Yes, 30-40% average channel response, multiplied by the average surface bandwidth - which is also around 30-40%. >>> About 10-15% overall system efficiency (compared to the not 100%, but about 75-80% maximum if you want "human perception color response").
Mr Bayer got it right, because he didn't complicate a very easily defined problem. System limitations:
- Use a production practical layout for photocells; that's square or hexagonal cells. Square/octagonal combinations have been found to be counterproductive.
- Maximize the luminance resolution - that is mostly based on the green spectra (M-cones at ~550nm, perceptually achromatic rod cells at ~500nm
- Make it rotationally invariant and preferably in symmetric layout schemes.
- Make the system balanced between luminance and chrominance statistical accuracy (noise types)
Symmetrical layout: 2x2 or 3x3 (4x4 to much?) groups with square cells, triangle layout with hexagonal cells.
Luminance resolution: have more green than blue or red input area. Green cell layout has to be symmetric
Noise considerations: have approximately twice the amount of green as either red or blue input area
There aren't to many layouts to consider...

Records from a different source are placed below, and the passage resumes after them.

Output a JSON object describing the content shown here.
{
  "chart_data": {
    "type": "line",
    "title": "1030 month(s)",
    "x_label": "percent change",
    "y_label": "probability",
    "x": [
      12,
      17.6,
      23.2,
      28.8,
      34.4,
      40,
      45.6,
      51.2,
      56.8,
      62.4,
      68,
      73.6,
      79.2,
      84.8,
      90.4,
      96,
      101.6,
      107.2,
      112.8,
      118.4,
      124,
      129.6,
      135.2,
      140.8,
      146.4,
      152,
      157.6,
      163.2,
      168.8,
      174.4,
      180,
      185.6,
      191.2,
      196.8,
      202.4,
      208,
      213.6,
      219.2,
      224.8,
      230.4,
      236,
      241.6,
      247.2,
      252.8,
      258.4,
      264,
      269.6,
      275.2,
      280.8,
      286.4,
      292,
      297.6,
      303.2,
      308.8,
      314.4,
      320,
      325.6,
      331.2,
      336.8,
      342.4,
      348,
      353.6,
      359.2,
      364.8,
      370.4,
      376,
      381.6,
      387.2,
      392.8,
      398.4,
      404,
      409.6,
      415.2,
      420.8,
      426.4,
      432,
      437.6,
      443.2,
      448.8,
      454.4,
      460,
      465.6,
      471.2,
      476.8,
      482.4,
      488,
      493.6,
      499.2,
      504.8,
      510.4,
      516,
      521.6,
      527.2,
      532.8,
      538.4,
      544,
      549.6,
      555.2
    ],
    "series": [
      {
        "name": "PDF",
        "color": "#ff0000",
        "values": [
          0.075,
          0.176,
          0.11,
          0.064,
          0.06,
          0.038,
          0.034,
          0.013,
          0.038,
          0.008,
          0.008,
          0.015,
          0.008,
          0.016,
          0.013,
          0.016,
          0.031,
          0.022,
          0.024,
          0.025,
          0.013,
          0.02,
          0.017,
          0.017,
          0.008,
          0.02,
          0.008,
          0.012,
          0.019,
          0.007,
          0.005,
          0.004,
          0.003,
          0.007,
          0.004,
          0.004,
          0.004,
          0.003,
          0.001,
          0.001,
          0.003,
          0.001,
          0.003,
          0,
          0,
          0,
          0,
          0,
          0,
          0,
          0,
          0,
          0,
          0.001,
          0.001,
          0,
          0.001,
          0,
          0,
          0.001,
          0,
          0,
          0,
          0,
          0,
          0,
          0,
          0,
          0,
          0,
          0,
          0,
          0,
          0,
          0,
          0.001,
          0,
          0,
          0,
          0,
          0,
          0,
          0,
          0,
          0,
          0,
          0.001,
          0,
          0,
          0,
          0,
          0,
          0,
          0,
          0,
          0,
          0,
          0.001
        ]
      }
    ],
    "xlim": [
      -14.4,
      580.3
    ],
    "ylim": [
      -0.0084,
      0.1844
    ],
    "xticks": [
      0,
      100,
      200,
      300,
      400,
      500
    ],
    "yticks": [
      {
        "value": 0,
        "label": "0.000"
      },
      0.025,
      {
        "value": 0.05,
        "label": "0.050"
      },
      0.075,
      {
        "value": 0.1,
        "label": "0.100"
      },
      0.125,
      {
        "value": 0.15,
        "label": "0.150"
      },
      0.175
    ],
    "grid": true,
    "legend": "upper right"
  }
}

(*1)At National Geographic (for whom I was part of designing their first in-line print quality inspection cameras, now many, many moons ago...

) they generally accept that their 300 dpi input recommendation for advertisement and art input is way over the top. The ABX blind tests (with loupe!) screens top out at about 175 lpi raster frequency on good quality paper. That's where the blind testers start to fail in recognizing the higher resolution image with statistical ABX comparisons in more than 50% of the samples. As software and algorithms have improved, we now use 1.33x lpi to get needed dpi input, where we had to use almost 2x before (the old "you need twice the resolution on the original to get maximum print quality" dogma).